Aside from the beer, hiring and training are major factors in HopCat’s success. The restaurant looks for servers with at least three years of high-volume experience, and potential hires are asked to review a few beers after their initial interview. “We’re not necessarily looking for something that’s correct,” Martinez notes of the exercise. “We just want to get a feel for how a server would describe beer, basically how they would perform on the floor.” New hires eventually take a test the restaurant developed in-house to help evaluate their beer knowledge and service expertise.
HopCat also uses social media to highlight its events—it does about 100 each year, some simultaneously at all locations—as well as to promote new openings. The company also established a private Facebook group for staff members to better facilitate schedule changes and share ideas. “It’s a fast-paced industry,” Martinez says. “You’ve gotta keep up.”

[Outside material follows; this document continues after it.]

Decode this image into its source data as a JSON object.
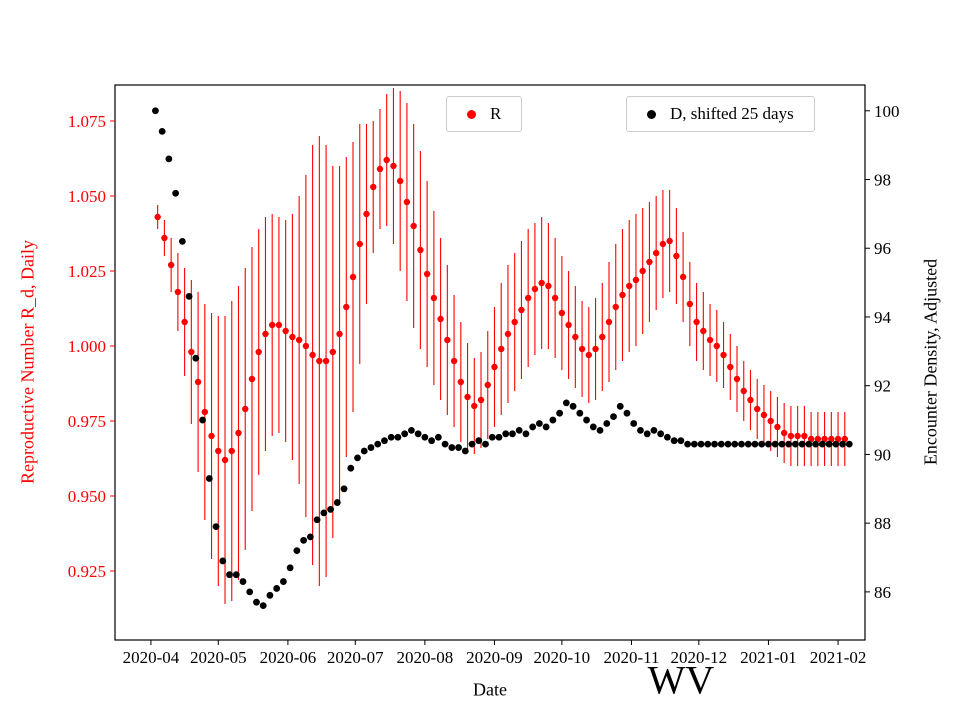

No Price Barrier for Beer in a Michelin-Starred Restaurant
Luksus, the secret restaurant nestled in the back of Brooklyn, New York’s popular bar Tørst, offers a more upscale counterpoint to the two casual-dining beer programs. For starters, the area has only a couple dozen seats, and the restaurant features five or six beers on any given night—all bottled. Jeppe Jarnit-Bjergsø from Evil Twin Brewing, also based in Brooklyn, serves as the beer consultant for Luksus, while Chef Daniel Burns heads the food side. The restaurant, which is highly regarded for its culinary expertise and beer pairings, was awarded a Michelin star this fall.
The plans for Tørst didn’t initially include a restaurant component, but the original space included a full kitchen that seemed foolish to remove. Chef Burns, who previously worked at Copenhagen’s Noma and The Fat Duck in London, employs seasonal ingredients in a tasting menu that Jarnit-Bjergsø describes as Scandinavian and “northern European” in tone. Five courses, plus a substantial starter, are served individually with paired beers. Like the seasonal menu, the pairings are constantly reworked and remain the subject of near-daily refinements.
Unlike wine selections in upscale dining, the existence of $1,000-plus bottles of beer is exceedingly rare on restaurant menus; most often such pricey beers are confined to a few auctioned outliers. What it means for Jarnit-Bjergsø is that the restaurant can conceivably bring in just about any beers for its pairings. “There’s no beer we can’t put into the menu because of the price,” he says.
Chef Burns’ culinary preferences set the tone for those pairings, with a menu centered upon vegetables, fish, grains, and earthy flavors such as beets and mushrooms. Jarnit-Bjergsø has found that these dishes frequently work best with some of the funkier and tart beer styles, often ones that use Brettanomyces yeast. He regularly features brewers such as Crooked Stave and Prairie, which focus on these types of beers, because as he explains, “that’s the kind of food that Daniel does.”
While the accompanying bar Tørst, with 21 taps and around 200 bottles, looks more like the more casual Mekong or HopCat in terms of overall scope, Chef Burns points to the importance of tuning a restaurant’s beer program to its own situation. “That’s what we focus on,” Jarnit-Bjergsø says. “To give people a very unique experience.”